The FTSE 100 offers some of the best income stocks in the world. After a tough year for UK shares, many of them look too cheap to resist. I’ve been buying all I can afford, but still feel I’m missing out on the UK market’s untapped potential.
The UK stock market remains unloved and overlooked right now. Our economy has been through a rough ride. Brexit has changed perceptions. Investors everywhere have fixated on booming US tech stocks, almost at the expense of everything else.
As US mega-cap valuations become overstretched, I’m hoping some will turn their attention back to UK blue-chips. Income seekers like me have never lost faith.
Plentiful dividends on offer
As we saw at the end of last year, the FTSE 100 is likely to rally when investors anticipate that interest rates will start falling. After jumping the gun in November and December investors are wary today, but the first cut should still come by summer.
As that happy day edges closer, dividend stocks will look relatively more attractive as savings rates and bond yields fall. I don’t want to wait until the rally is under way before buying income stocks, as by then it will be too late and I’ll have to pay more for them as a result.
Purchasing ahead of a potential rally demands patience. I’ve no idea when it will arrive. The advantage is that I can reinvest my dividends at today’s low valuations while I wait for brighter days, and pick up more stock as a result.
Last week was poor for one of my favourite portfolio holdings, insurer and asset manager Legal & General Group (LSE: LGEN).
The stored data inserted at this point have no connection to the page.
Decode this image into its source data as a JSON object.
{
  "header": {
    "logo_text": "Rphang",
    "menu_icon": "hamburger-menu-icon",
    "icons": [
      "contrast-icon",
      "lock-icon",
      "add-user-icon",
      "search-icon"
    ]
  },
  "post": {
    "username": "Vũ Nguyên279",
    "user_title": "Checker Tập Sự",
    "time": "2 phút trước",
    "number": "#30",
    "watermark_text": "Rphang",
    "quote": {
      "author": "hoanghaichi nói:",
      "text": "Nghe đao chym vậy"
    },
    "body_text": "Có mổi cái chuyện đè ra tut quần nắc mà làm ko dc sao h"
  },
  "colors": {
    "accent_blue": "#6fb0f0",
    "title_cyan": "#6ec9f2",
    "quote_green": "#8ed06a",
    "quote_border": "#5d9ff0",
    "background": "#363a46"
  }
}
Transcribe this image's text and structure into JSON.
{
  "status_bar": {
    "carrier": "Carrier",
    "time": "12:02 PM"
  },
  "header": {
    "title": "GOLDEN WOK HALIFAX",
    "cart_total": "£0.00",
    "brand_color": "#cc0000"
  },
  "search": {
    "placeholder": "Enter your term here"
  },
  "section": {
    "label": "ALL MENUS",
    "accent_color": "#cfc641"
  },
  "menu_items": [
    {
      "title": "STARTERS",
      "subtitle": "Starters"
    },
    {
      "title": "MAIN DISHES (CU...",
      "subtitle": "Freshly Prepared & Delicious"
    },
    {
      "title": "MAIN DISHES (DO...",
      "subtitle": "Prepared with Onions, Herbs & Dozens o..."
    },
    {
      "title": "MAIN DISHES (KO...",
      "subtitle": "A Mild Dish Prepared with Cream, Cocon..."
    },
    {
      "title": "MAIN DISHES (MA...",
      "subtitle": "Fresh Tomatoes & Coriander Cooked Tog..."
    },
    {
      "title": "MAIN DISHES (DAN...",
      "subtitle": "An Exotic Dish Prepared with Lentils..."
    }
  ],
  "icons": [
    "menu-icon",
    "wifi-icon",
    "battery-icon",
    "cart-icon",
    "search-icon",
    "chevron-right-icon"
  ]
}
I bought the stock twice last year, in June and September, and received my first dividend shortly after the second purchase. I ended 2023 around 15% to the good, which I considered a swift and nifty return.
Cheap stocks out there
I’m not feeling so clever today, with the L&G share price plunging 7.77% in a week. Over 12 months, it’s down 8.67%. It was hit by reduced rate cut expectations, and a negative report by broker Citi on Friday, which slashed 2023 earnings per share estimates by around 27% ahead of full-year results on 6 March.
Its verdict seems harsh but we’ll know more next month. What I do know is that L&G is even cheaper today, trading at just 6.1 times earnings, with a staggering forecast yield of 9.1%. I still believe the share price will recover when interest rates fall, and would buy more now if I had the cash to spare.
Like all the income stocks I buy, I plan to hold this one for a minimum of 10 years, and ideally for life. That way I can withstand short-term turbulence.
There are always risks to buying individual stocks. That’s why I’m buying a spread of at least of dozen of them, so if some underperform others may compensate. This is exactly what happened last week, when shares in another dividend growth stock I hold, Smurfit Kappa Group, jumped a mighty 10.97% on positive results.
I’m expecting to retire in around 10 years or so. This is my last push to build a large, balanced portfolio of income stocks, and I’m not hanging around.